TEXT GENERATIONConcurrency Cost:1Model Size:7BQuant:FP8Ctx Length:4kPublished:Jan 25, 2024License:apache-2.0Architecture:Transformer Open Weights Cold

Cerberus-7B-slerp is a 7 billion parameter language model created by Stopwolf, formed by spherically interpolating (slerp) fblgit/UNA-TheBeagle-7b-v1 and UCLA-AGI/zephyr-7b-sft-full-SPIN-iter3. This merged model demonstrates strong general reasoning capabilities, achieving an average score of 63.46 on the Open LLM Leaderboard. It is suitable for tasks requiring robust understanding and generation, particularly excelling in areas like HellaSwag and Winogrande benchmarks.

Loading preview...

Cerberus-7B-slerp: A Merged 7B Language Model

Cerberus-7B-slerp is a 7 billion parameter model developed by Stopwolf, created through a spherical linear interpolation (slerp) merge of two distinct base models: fblgit/UNA-TheBeagle-7b-v1 and UCLA-AGI/zephyr-7b-sft-full-SPIN-iter3. This merging technique aims to combine the strengths of its constituent models.

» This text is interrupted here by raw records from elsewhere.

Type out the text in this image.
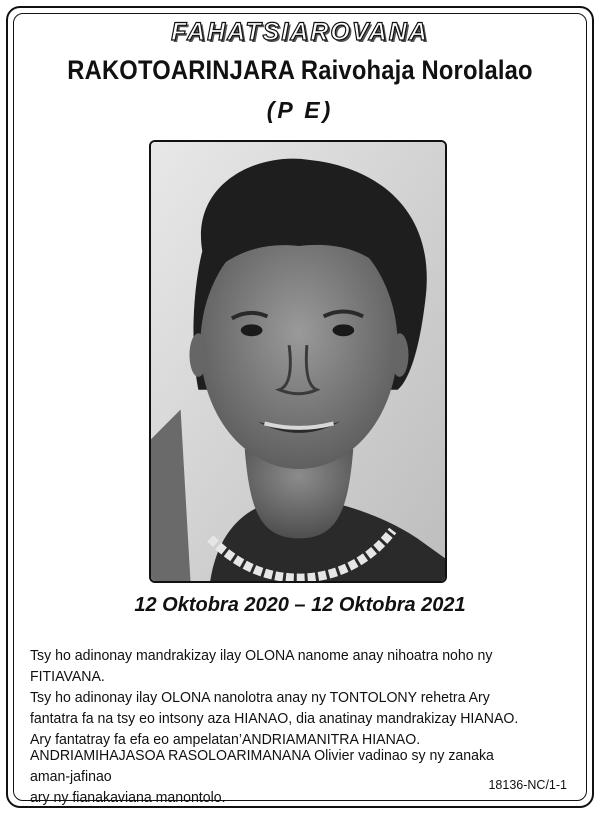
FAHATSIAROVANA
RAKOTOARINJARA Raivohaja Norolalao
(P E)
12 Oktobra 2020 – 12 Oktobra 2021
Tsy ho adinonay mandrakizay ilay OLONA nanome anay nihoatra noho ny FITIAVANA.
Tsy ho adinonay ilay OLONA nanolotra anay ny TONTOLONY rehetra Ary fantatra fa na tsy eo intsony aza HIANAO, dia anatinay mandrakizay HIANAO. Ary fantatray fa efa eo ampelatan’ANDRIAMANITRA HIANAO.
ANDRIAMIHAJASOA RASOLOARIMANANA Olivier vadinao sy ny zanaka aman-jafinao
ary ny fianakaviana manontolo.
18136-NC/1-1
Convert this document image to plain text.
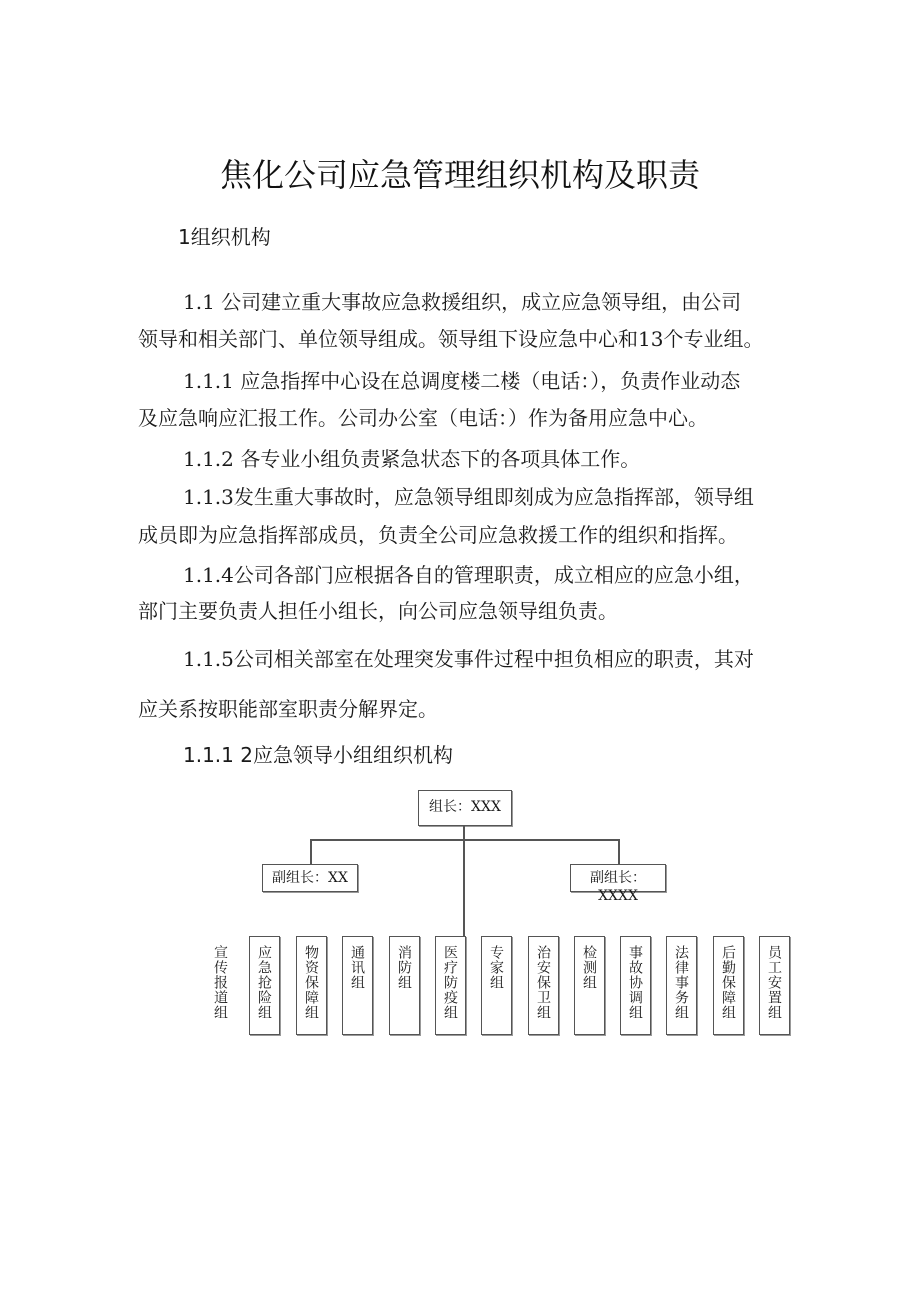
焦化公司应急管理组织机构及职责
1组织机构
1.1 公司建立重大事故应急救援组织，成立应急领导组，由公司
领导和相关部门、单位领导组成。领导组下设应急中心和13个专业组。
1.1.1 应急指挥中心设在总调度楼二楼（电话：），负责作业动态
及应急响应汇报工作。公司办公室（电话：）作为备用应急中心。
1.1.2 各专业小组负责紧急状态下的各项具体工作。
1.1.3发生重大事故时，应急领导组即刻成为应急指挥部，领导组
成员即为应急指挥部成员，负责全公司应急救援工作的组织和指挥。
1.1.4公司各部门应根据各自的管理职责，成立相应的应急小组，
部门主要负责人担任小组长，向公司应急领导组负责。
1.1.5公司相关部室在处理突发事件过程中担负相应的职责，其对
应关系按职能部室职责分解界定。
1.1.1 2应急领导小组组织机构
组长：XXX
副组长：XX	副组长：XXXX
宣传报道组	应急抢险组	物资保障组	通讯组	消防组	医疗防疫组	专家组	治安保卫组	检测组	事故协调组	法律事务组	后勤保障组	员工安置组
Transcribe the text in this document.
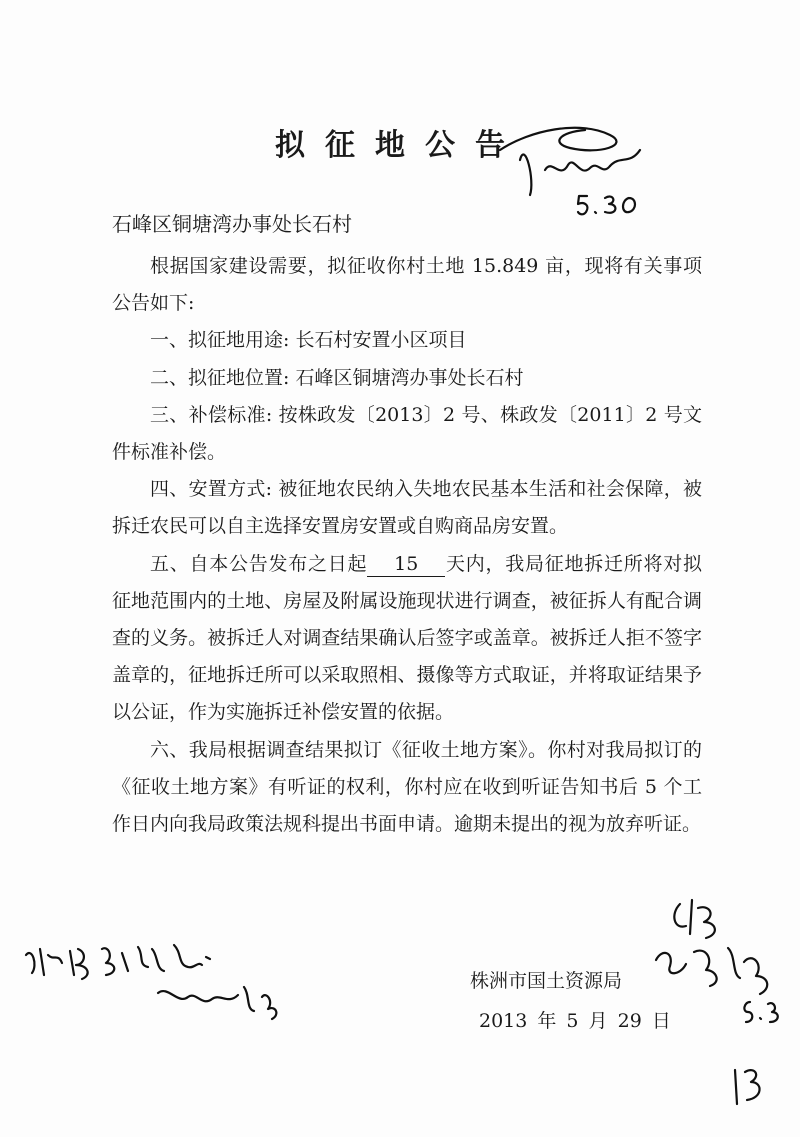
拟征地公告

石峰区铜塘湾办事处长石村

根据国家建设需要，拟征收你村土地 15.849 亩，现将有关事项公告如下:

一、拟征地用途: 长石村安置小区项目

二、拟征地位置: 石峰区铜塘湾办事处长石村

三、补偿标准: 按株政发〔2013〕2 号、株政发〔2011〕2 号文件标准补偿。

四、安置方式: 被征地农民纳入失地农民基本生活和社会保障，被拆迁农民可以自主选择安置房安置或自购商品房安置。

五、自本公告发布之日起 15 天内，我局征地拆迁所将对拟征地范围内的土地、房屋及附属设施现状进行调查，被征拆人有配合调查的义务。被拆迁人对调查结果确认后签字或盖章。被拆迁人拒不签字盖章的，征地拆迁所可以采取照相、摄像等方式取证，并将取证结果予以公证，作为实施拆迁补偿安置的依据。

六、我局根据调查结果拟订《征收土地方案》。你村对我局拟订的《征收土地方案》有听证的权利，你村应在收到听证告知书后 5 个工作日内向我局政策法规科提出书面申请。逾期未提出的视为放弃听证。

株洲市国土资源局

2013 年 5 月 29 日
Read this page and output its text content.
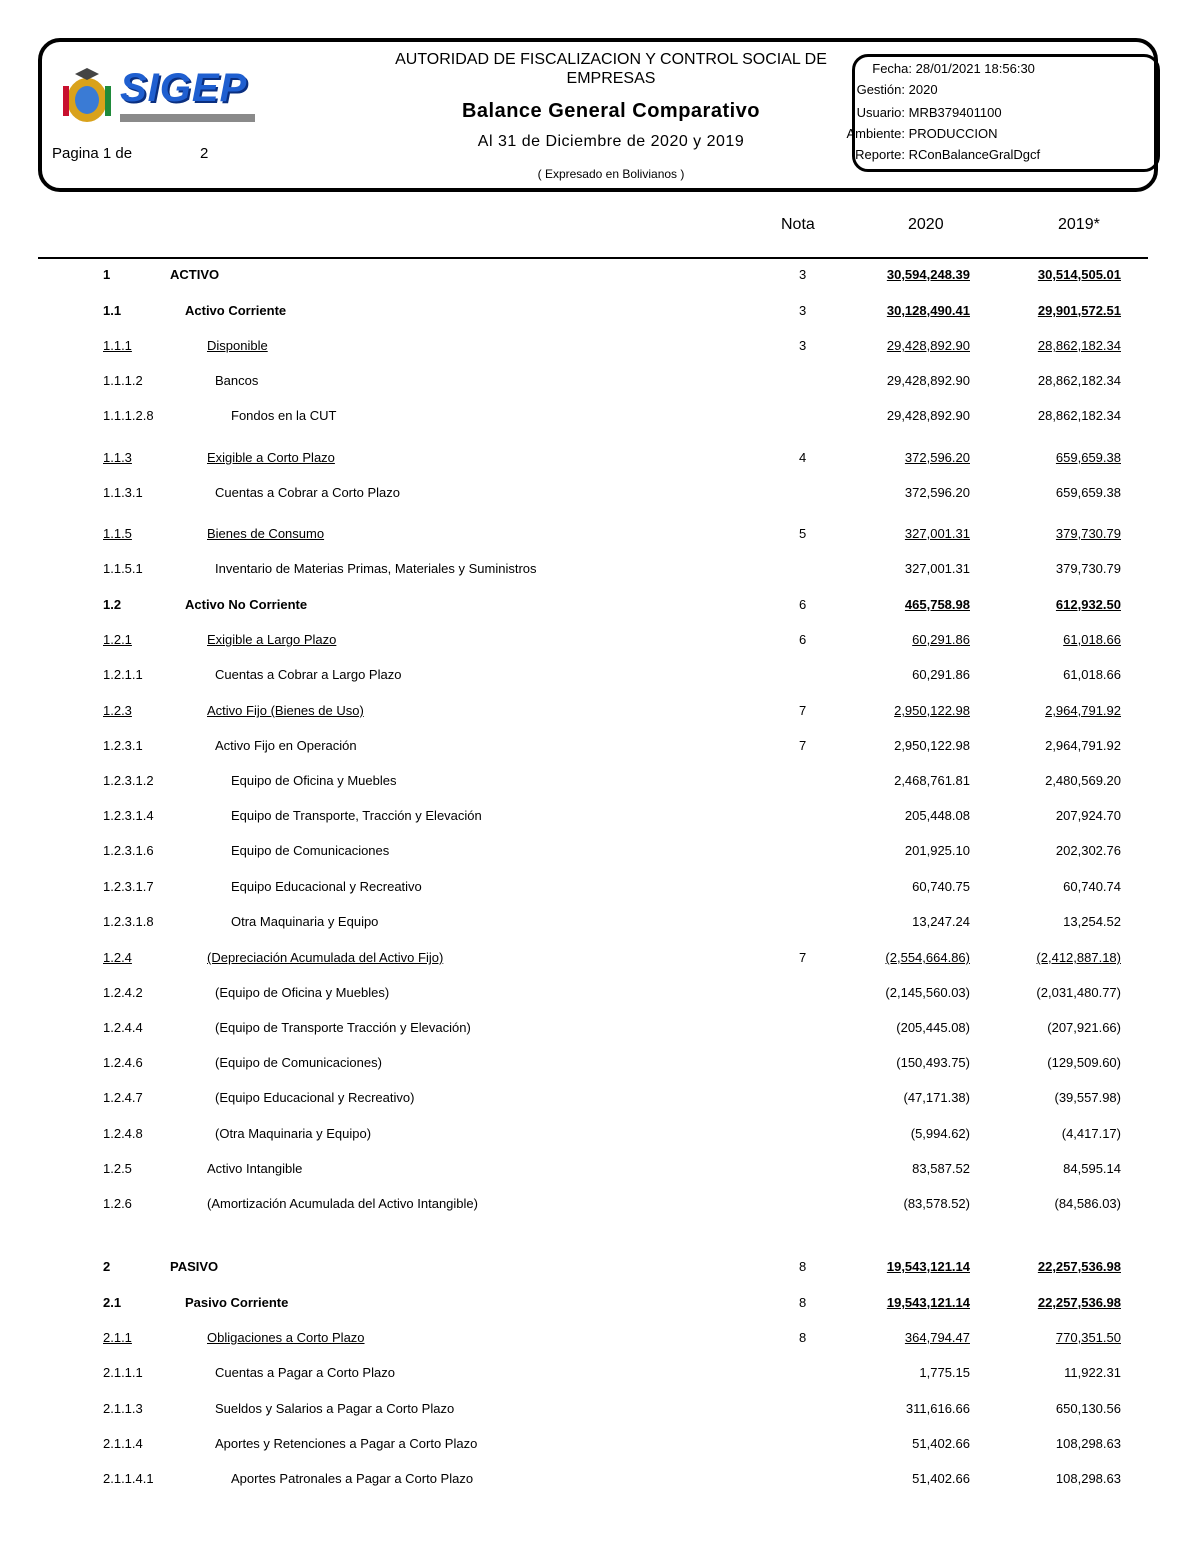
SIGEP
Pagina 1 de	2
AUTORIDAD DE FISCALIZACION Y CONTROL SOCIAL DE EMPRESAS
Balance General Comparativo
Al 31 de Diciembre de 2020 y 2019
( Expresado en Bolivianos )
Fecha: 28/01/2021 18:56:30
Gestión: 2020
Usuario: MRB379401100
Ambiente: PRODUCCION
Reporte: RConBalanceGralDgcf
Nota	2020	2019*
1	ACTIVO	3	30,594,248.39	30,514,505.01
1.1	Activo Corriente	3	30,128,490.41	29,901,572.51
1.1.1	Disponible	3	29,428,892.90	28,862,182.34
1.1.1.2	Bancos	29,428,892.90	28,862,182.34
1.1.1.2.8	Fondos en la CUT	29,428,892.90	28,862,182.34
1.1.3	Exigible a Corto Plazo	4	372,596.20	659,659.38
1.1.3.1	Cuentas a Cobrar a Corto Plazo	372,596.20	659,659.38
1.1.5	Bienes de Consumo	5	327,001.31	379,730.79
1.1.5.1	Inventario de Materias Primas, Materiales y Suministros	327,001.31	379,730.79
1.2	Activo No Corriente	6	465,758.98	612,932.50
1.2.1	Exigible a Largo Plazo	6	60,291.86	61,018.66
1.2.1.1	Cuentas a Cobrar a Largo Plazo	60,291.86	61,018.66
1.2.3	Activo Fijo (Bienes de Uso)	7	2,950,122.98	2,964,791.92
1.2.3.1	Activo Fijo en Operación	7	2,950,122.98	2,964,791.92
1.2.3.1.2	Equipo de Oficina y Muebles	2,468,761.81	2,480,569.20
1.2.3.1.4	Equipo de Transporte, Tracción y Elevación	205,448.08	207,924.70
1.2.3.1.6	Equipo de Comunicaciones	201,925.10	202,302.76
1.2.3.1.7	Equipo Educacional y Recreativo	60,740.75	60,740.74
1.2.3.1.8	Otra Maquinaria y Equipo	13,247.24	13,254.52
1.2.4	(Depreciación Acumulada del Activo Fijo)	7	(2,554,664.86)	(2,412,887.18)
1.2.4.2	(Equipo de Oficina y Muebles)	(2,145,560.03)	(2,031,480.77)
1.2.4.4	(Equipo de Transporte Tracción y Elevación)	(205,445.08)	(207,921.66)
1.2.4.6	(Equipo de Comunicaciones)	(150,493.75)	(129,509.60)
1.2.4.7	(Equipo Educacional y Recreativo)	(47,171.38)	(39,557.98)
1.2.4.8	(Otra Maquinaria y Equipo)	(5,994.62)	(4,417.17)
1.2.5	Activo Intangible	83,587.52	84,595.14
1.2.6	(Amortización Acumulada del Activo Intangible)	(83,578.52)	(84,586.03)
2	PASIVO	8	19,543,121.14	22,257,536.98
2.1	Pasivo Corriente	8	19,543,121.14	22,257,536.98
2.1.1	Obligaciones a Corto Plazo	8	364,794.47	770,351.50
2.1.1.1	Cuentas a Pagar a Corto Plazo	1,775.15	11,922.31
2.1.1.3	Sueldos y Salarios a Pagar a Corto Plazo	311,616.66	650,130.56
2.1.1.4	Aportes y Retenciones a Pagar a Corto Plazo	51,402.66	108,298.63
2.1.1.4.1	Aportes Patronales a Pagar a Corto Plazo	51,402.66	108,298.63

Key Capabilities & Performance

The model's performance has been evaluated on the Open LLM Leaderboard, demonstrating solid general-purpose capabilities:

  • Average Score: 63.46
  • AI2 Reasoning Challenge (25-Shot): 69.54
  • HellaSwag (10-Shot): 87.33
  • MMLU (5-Shot): 63.25
  • TruthfulQA (0-shot): 61.35
  • Winogrande (5-shot): 81.29
  • GSM8k (5-shot): 17.97

These results indicate strong performance in common sense reasoning (HellaSwag, Winogrande) and general knowledge (MMLU, AI2 Reasoning Challenge).

When to Use This Model

Cerberus-7B-slerp is a good candidate for applications requiring a capable 7B model with balanced performance across various reasoning and language understanding tasks. Its strong scores in benchmarks like HellaSwag and Winogrande suggest suitability for tasks involving contextual understanding and disambiguation. While its GSM8k score indicates it may not be optimized for complex mathematical problem-solving, its overall performance makes it a versatile choice for general text generation and comprehension.